Sure, it’s got an awful name and it is the very epitome of niche, but Brandish: The Dark Revenant is a surprisingly satisfying 3rd-person, action dungeon crawler. Released in Japan on PSP back in 2009, Brandish: The Dark Revenant has been localised and re-released as a downloadable title in 2015 for western audiences. It’s also a remake of an old SNES game called Brandish, which I unfortunately didn’t ever get the chance to play. Nihon Falcom, one of the oldest JRPG developers in the world and creators of hit series such as Ys and The Legend of Heroes, have unearthed an old relic from its past. But is it worth searching out and excavating this dusty, old relic?
The peaceful land of Vittoria has been plunged into the earth, cursed and forgotten due to a greedy King’s foolish mistakes. You play as a swordsman named Ares, who awakens in an ancient dungeon with mysterious sorceress Dela Delon hot on your heels, who is eager to claim the bounty on your head. Your task is to escape the ancient, cursed Vittoria ruins and traverse its traps, environmental puzzles and battle nasty monsters and bosses.

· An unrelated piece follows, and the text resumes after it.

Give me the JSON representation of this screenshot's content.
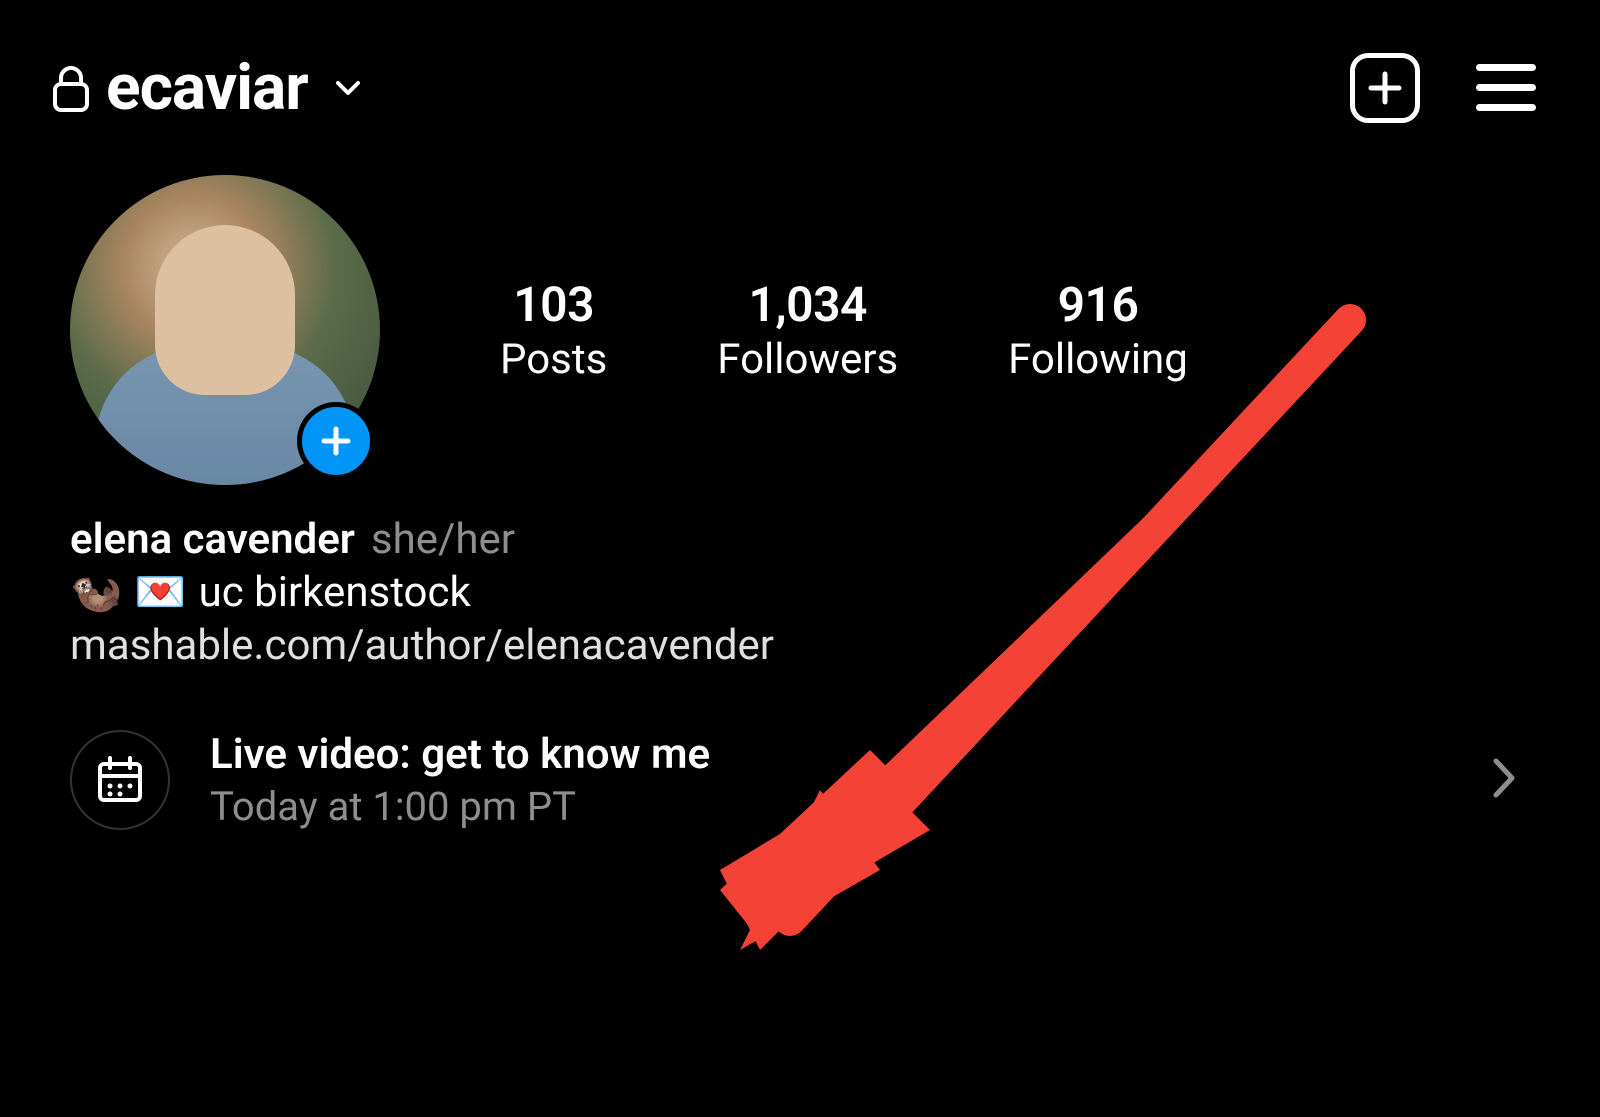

At its core, Brandish: The Dark Revenant is a grid-based, 3D, isometric dungeon crawler with RPG staples such as leveling, looting and magic. Controls take some getting used to. Turning the camera with the left and right bumpers feels clunky at first, but does get better as you progress through the dungeons. You can perform a jump with the x button which is handy for avoiding pits, traps or switches that are in front of you. The Select button puts you into a Rest mode, which refills your HP and MP but leaves you vulnerable to nearby monsters. It’s super useful to heal without having to use valuable items but must be done so when you’re in a safe spot. All in all, it’s a bit of an unconventional control scheme, but when it clicks it all begins to feel pretty natural.
Weapons degrade as you use them so it’s wise to keep some spare swords in your inventory. Combat is real-time, easy to pick up and plays out much like an old school Legend of Zelda with Dark Souls’ tough but fair difficulty. The bestiary is pretty varied. There are slimes, armoured imps, floating skeletons and some of the dungeon’s mazes can also be dastardly at times.
One of the game’s major highlights is its bosses (though I wish there were more of them). These range from crazy wizards, strange spider/women hybrids and armoured beasts. The bosses tend to be puzzles themselves and tend to favour a brains-over-brawn approach as opposed to spamming the attack button. It very much feels like old school Zelda games in that regard too.
The music is pretty hit and miss. The opening theme is rousing, catchy and full of energy, but some of the tunes in the dungeons themselves haven’t aged all that well which is to be expected to be honest. The bad tunes don’t exactly ruin the experience, but they unfortunately get old pretty fast.
Visually, the game still holds up. The colour palette is fairly bland but lends itself well to the sombre theme and tone of the game. The art style is lovely with timeworn environments, eye-catching sprites and some neat animations to boot. Some of the hand-drawn static artwork is also a treat too.
On the whole, the game has aged surprisingly well, considering it’s a PSP game re-released in 2015. The truth is, the game really is a relic. And like many relics, there will be an eager faction who will seek it out, fall in love with its seductive charms and be handsomely rewarded. I don’t blame them. Brandish: The Dark Revenant just oozes charm.
It’s essentially a dusty gem for those looking for some good, old-fashioned dungeon crawling, however, those coming to the game with modern eyes expecting a solid action RPG maybe pleasantly surprised too. It’s a very polished game with well crafted mechanics that astonishingly still stand the test of time. It may not have mass appeal per se, but it’s definitely worth checking out if you’ve got a penchant for old school dungeon crawlers. I just wish it had a snappier name.